Anfängliche Vorsicht verflogen

Dazu sollen diverse Technologien ihren Wünschen entsprechend «angepasst» werden. Zum Kern der elektronischen Datenverarbeitung gehört die Möglichkeit, Daten einfach auszutauschen und zu kopieren. Ohne diese Eigenschaft ist die digitale Spasszentrale PC allerdings am Ende.

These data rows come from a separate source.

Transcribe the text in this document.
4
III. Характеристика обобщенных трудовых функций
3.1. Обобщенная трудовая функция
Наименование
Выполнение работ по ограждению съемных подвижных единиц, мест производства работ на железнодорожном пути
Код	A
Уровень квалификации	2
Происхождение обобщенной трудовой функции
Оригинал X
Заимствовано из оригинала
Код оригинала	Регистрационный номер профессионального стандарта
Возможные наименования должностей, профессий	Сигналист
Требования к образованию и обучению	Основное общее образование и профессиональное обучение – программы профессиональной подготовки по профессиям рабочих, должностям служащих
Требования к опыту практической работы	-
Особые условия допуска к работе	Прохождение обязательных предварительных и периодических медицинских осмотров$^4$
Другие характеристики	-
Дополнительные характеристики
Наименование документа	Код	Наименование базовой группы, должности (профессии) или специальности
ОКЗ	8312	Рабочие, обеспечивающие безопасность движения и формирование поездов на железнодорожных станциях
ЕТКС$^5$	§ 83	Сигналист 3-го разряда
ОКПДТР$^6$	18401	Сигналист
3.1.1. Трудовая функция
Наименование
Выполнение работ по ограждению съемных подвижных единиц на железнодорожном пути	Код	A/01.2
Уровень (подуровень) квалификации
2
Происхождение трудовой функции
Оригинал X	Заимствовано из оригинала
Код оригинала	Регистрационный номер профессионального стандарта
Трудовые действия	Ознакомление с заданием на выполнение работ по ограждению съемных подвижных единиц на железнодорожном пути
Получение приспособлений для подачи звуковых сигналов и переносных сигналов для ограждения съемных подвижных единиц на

Bei DVDs ist Kopierschutz schon lange üblich. Die Filmindustrie hat sich von Beginn weg gegen die Gefahren des digitalen Formats einigermassen erfolgreich gewappnet. Der Versuch, einen ähnlichen Kopierschutz in die im PC sitzende Harddisk zu integrieren, wurde noch im Frühjahr von einem firmenübergreifenden Konsortium von Hard- und Softwareherstellern knapp abgelehnt. Einige befürchteten Proteststürme der Endkunden, wenn diese vorgeschrieben bekommen, was sie auf ihre Harddisks schreiben dürfen und was nicht. Zu den Neinsagern gehörte Apple, andere enthielten sich der Stimme, darunter Dell und Fujitsu. Die unterlegenen Hersteller (Microsoft, IBM, Iomega, Hitachi, Toshiba u. a.) gaben aber nicht auf. Heute konzentrieren sich die Bemühungen darauf, das Kopieren von so genannten Wechselspeichermedien (CDs, Zip-Disketten usw.) zu verunmöglichen oder zumindest stark einzuschränken. Dabei sind die alten Bedenken verflogen.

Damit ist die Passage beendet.